Whatever contrariety and conflicts of testimony may be found upon the record, we think it is clear that the complainant did not consider himself as purchasing, or the defendant consider himself as selling the mere claim to, or chance of the slave, or a law suit on the subject of the slave with Robertson.

We think this from the conversations between the parties at the time of the sale, from the fact that the complainant appears to have given a full price, the same price which Robertson had agreed to give, and from the order given at the time by the defendant to Robertson to deliver the' slave to the complainant, which seemed to contemplate delivery as a necessary part of, and the consummation of the contract.
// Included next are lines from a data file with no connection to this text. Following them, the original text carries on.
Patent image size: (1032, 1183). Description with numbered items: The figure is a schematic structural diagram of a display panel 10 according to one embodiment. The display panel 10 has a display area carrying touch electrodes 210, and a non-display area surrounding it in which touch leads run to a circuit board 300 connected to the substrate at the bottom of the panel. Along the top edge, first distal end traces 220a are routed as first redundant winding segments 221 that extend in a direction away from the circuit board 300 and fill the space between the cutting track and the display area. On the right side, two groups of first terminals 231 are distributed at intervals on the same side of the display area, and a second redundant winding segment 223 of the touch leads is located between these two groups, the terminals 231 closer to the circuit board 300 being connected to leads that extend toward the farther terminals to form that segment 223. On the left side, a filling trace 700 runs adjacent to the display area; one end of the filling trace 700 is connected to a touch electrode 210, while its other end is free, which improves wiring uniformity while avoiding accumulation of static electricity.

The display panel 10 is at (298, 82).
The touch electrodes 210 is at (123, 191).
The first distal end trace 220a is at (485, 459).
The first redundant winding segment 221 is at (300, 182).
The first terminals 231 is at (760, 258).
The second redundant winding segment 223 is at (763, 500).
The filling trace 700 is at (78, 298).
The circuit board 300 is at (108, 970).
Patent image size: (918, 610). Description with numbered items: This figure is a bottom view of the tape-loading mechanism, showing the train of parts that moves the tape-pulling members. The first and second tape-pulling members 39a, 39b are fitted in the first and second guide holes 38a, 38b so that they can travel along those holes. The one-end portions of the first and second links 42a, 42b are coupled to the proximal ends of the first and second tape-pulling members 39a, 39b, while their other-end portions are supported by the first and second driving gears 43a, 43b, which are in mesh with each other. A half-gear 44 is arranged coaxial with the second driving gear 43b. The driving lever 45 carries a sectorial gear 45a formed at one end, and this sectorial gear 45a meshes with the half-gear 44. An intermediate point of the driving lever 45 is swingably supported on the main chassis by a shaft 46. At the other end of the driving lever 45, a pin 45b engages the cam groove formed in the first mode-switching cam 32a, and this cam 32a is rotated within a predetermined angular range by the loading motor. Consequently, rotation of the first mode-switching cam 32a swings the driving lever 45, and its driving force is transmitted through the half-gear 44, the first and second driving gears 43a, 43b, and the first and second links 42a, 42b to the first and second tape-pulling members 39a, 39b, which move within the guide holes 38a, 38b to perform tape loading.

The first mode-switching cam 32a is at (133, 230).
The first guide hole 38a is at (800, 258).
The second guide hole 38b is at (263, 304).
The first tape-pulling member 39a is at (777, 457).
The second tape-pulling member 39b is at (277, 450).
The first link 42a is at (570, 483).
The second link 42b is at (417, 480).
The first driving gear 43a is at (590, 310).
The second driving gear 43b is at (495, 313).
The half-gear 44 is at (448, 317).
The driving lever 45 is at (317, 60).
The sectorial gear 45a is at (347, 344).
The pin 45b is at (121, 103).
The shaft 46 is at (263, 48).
There is no doubt indeed, we think, that both parties supposed that there would be no difficulty on the part of-Robertson, on the subject of delivering the slave; but with regard to this they were both alike mistaken. The slave at the time, in view of the dispositions and acts of the first purchaser, Robertson, was as much lost to the complainant as if he had been dead. If this latter state of things had existed, the complainant could not have been held to the payment of the price, unless he had taken upon himself the risk of that event; nor will he be held to the payment of the price under the circumstances of this case, unless it could be made to appear expressly or by legitimate inference from the nature of the transaction, that the complainant took upon himself the risk of the delivery by Robertson, and contracted to be bound at all events. This does not appear to us to have been so.
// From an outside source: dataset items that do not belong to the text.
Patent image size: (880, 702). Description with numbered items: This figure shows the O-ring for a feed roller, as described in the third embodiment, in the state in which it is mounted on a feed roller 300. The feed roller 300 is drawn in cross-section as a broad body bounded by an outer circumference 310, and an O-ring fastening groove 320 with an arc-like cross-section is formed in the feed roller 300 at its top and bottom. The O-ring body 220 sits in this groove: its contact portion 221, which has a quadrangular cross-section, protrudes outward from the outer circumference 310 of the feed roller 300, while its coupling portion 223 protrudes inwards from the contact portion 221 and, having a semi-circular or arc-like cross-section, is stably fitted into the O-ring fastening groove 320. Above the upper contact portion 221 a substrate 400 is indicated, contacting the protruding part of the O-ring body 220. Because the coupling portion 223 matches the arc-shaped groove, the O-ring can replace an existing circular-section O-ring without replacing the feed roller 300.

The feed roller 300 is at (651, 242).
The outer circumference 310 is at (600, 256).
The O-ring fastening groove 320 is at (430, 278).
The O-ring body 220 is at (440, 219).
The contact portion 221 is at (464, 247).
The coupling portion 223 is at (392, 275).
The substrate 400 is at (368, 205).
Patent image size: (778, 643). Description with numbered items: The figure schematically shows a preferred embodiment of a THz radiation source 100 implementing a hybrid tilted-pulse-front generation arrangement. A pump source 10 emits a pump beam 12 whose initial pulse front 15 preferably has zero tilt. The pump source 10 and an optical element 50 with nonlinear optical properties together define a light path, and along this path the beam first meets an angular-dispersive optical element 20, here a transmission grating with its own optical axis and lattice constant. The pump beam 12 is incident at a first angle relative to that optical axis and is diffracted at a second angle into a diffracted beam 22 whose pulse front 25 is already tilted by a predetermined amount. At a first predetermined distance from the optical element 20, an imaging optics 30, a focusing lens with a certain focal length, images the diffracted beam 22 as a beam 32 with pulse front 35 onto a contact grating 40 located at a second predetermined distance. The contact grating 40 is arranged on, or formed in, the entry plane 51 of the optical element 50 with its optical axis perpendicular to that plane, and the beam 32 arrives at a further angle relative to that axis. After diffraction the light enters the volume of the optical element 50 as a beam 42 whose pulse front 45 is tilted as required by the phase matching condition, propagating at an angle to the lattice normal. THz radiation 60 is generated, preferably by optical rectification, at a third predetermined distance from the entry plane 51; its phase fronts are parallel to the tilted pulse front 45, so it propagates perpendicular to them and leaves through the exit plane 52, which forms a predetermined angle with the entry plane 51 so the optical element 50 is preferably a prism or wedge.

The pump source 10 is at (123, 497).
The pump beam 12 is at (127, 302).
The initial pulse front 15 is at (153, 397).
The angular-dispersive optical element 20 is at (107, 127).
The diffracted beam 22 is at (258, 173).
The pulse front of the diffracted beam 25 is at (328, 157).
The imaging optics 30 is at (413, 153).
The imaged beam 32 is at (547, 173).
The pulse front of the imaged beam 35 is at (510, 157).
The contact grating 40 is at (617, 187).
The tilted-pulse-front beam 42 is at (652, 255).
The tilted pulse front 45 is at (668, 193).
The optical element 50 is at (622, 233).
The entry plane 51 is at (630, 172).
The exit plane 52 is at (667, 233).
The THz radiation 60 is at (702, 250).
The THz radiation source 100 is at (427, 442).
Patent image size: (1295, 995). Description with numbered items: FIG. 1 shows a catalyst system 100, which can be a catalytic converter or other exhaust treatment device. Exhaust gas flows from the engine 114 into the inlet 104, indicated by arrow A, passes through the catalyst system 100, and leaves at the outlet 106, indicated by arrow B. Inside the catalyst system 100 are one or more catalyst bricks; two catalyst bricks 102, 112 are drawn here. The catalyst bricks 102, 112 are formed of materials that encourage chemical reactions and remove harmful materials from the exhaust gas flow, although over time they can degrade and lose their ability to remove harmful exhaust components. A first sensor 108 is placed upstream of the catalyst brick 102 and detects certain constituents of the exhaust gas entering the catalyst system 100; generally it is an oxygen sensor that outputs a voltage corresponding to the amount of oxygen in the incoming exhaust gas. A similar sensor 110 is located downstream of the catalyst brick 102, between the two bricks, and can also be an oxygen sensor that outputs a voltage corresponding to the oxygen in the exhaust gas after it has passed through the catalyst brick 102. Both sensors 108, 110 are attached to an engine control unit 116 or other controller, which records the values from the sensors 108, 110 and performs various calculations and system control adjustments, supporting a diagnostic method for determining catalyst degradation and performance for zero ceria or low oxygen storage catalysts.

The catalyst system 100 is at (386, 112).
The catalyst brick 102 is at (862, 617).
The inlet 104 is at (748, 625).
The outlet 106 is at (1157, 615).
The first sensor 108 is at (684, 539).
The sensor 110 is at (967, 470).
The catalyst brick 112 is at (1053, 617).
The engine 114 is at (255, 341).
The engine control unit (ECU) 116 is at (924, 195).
The argument that collusion between Robertson and the complainant may have existed, we are not at liberty from the proof in the record to adopt. We are of opinion, therefore, that the complainant is entitled to the relief prayed for in the bill. But as the complainant was negligent in informing defendant of the conduct of Robertson with regard to the non-delivery of the slave and the attitude of defendant’s interests in the matter, let him pay the costs at law and half the costs in chancery.